College Enrollment Expected To Slip Over Next Decade

College Enrollment Expected To Slip Over Next Decade

This piece comes to us courtesy of Stateline. Stateline is a nonpartisan, nonprofit news service of the Pew Center on the States that provides daily reporting and analysis on trends in state policy.

With the oldest population in the country, leaders at the University of Maine system have been aware for the last several years that they would need to make changes to keep their classrooms full.

They’ve focused on boosting enrollment in distance education, increasing transfers and coaxing adults who haven’t completed their degree to return to campus.

That’s required campuses to change how they do business, providing more advising support for returning adults and working more actively to recruit transfer students and streamline their enrollment.

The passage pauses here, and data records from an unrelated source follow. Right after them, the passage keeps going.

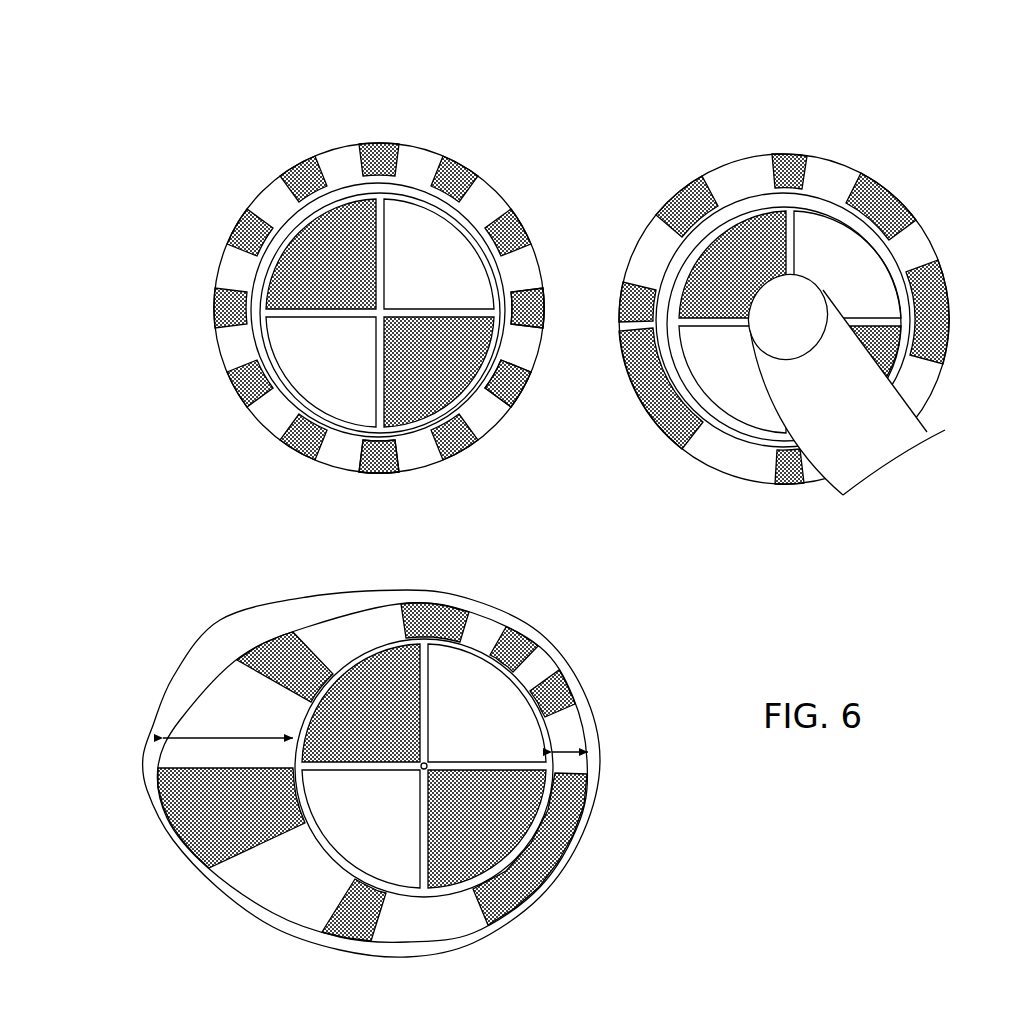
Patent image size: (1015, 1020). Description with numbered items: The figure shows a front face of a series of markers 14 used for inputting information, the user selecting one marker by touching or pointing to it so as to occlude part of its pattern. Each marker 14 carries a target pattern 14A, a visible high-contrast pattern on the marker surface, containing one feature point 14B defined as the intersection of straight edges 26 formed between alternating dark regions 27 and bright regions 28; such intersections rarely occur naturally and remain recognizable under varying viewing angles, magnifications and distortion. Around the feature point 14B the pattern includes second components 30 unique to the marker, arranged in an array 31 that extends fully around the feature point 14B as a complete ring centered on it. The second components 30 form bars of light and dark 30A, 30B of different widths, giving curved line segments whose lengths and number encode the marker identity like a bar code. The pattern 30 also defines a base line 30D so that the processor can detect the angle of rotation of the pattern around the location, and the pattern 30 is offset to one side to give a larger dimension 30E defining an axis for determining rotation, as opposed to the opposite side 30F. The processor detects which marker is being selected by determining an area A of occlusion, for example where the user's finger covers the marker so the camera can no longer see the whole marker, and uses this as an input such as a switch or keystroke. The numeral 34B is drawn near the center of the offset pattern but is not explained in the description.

The marker 14 is at (548, 222).
The target pattern 14A is at (438, 230).
The feature point 14B is at (593, 480).
The straight edges 26 is at (308, 317).
The dark regions 27 is at (303, 182).
The bright regions 28 is at (457, 282).
The second components 30 is at (535, 536).
The light bars 30A is at (533, 345).
The dark bars 30B is at (517, 390).
The base line 30D is at (193, 812).
The larger dimension 30E is at (250, 716).
The opposite side 30F is at (567, 748).
The array 31 is at (390, 463).
The dial center 34B is at (430, 758).
The area of occlusion A is at (842, 445).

The early results have been promising. Enrollment was up for both those targeted students and traditional students this fall. But officials know their work is far from over.

“This enrollment shift is not expected to get much better for a long time,” said Rosa Redonnett, the chief student affairs officer for the system.

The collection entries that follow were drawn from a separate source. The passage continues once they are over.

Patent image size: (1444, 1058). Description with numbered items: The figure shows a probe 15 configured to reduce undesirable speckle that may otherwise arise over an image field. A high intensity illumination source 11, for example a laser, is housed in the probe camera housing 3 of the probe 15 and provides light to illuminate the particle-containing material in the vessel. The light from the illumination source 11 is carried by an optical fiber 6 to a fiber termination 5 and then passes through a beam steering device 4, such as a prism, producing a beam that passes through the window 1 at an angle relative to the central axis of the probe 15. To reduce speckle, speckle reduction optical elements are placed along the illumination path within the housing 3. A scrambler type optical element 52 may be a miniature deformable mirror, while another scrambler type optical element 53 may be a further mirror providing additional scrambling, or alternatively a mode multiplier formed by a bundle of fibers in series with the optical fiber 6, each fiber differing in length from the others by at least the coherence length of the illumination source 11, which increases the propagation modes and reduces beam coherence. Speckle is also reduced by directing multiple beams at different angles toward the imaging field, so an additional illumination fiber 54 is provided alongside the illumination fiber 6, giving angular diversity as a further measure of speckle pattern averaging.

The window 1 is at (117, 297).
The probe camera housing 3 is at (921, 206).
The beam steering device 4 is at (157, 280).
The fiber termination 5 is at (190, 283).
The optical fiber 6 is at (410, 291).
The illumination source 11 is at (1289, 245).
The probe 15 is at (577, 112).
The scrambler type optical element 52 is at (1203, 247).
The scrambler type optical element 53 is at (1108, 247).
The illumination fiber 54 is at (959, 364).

Maine isn’t alone. The majority of states are expected to see some decline in the number of high school graduates during the next decade and those declines, coupled with an increasingly price-conscious student body, is already forcing some colleges to discount their tuition, according to two reports released last week.

The Midwest and Northeast are expected to be hit hardest by declining enrollment during the next decade, with the biggest projected declines anticipated in Michigan, Vermont, Maine, New Hampshire and Rhode Island, according to a report by the Western Interstate Commission for Higher Education. That would come after more than 20 years of steady growth in college enrollment across the country.

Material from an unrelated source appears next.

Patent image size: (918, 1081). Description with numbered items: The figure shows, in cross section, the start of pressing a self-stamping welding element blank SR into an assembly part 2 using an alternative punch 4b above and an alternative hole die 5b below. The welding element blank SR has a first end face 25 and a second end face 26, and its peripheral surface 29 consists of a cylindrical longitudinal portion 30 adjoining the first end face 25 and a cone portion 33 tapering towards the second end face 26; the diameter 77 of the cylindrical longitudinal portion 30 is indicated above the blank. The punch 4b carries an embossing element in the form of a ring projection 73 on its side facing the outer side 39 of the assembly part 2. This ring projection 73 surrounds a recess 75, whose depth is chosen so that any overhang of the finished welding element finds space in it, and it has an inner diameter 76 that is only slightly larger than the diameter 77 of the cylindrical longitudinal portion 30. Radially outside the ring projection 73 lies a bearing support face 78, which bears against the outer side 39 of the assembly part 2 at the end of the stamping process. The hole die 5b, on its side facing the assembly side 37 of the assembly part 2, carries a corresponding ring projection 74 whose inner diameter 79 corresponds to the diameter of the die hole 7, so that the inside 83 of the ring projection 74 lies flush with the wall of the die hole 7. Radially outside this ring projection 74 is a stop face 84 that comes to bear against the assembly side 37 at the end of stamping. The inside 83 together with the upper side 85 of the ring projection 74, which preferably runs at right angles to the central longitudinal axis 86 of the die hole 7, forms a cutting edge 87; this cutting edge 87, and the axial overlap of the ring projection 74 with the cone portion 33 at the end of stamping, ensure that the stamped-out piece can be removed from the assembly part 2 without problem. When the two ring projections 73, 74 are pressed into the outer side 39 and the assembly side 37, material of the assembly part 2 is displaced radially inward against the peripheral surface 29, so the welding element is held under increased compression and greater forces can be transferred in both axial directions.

Colleges can also expect more diverse applicants over time, as the percentage of non-white high school graduates is expected to reach 45 percent by 2020, a 20 percent increase from 2009 levels, according to the report.

“This is a big difference from what colleges and universities have come to expect,” said Brian Prescott, director of policy research at the commission and co-author of the report, speaking last week in Washington D.C.

As enrollments soared over the past 20 years, state support for higher education didn’t keep pace. In fiscal year 2011, per-pupil funding for public universities was $6,290, its lowest level in more than 25 years, according to the State Higher Education Executive Officers. In that same time period, the average tuition at public universities has roughly tripled, according to the College Board.

But that tuition growth is slowing or even reversing at more colleges as the shrinking pool of high school graduates and increased national concerns about college affordability are giving colleges less pricing power, according to another report released last week by Moody’s. About a third of public colleges anticipate that their tuition revenue will either fail to keep up with inflation next year or decline.

With fewer students to choose from, colleges may be forced to become less picky and work harder to keep students on-track after they have enrolled, the reports conclude.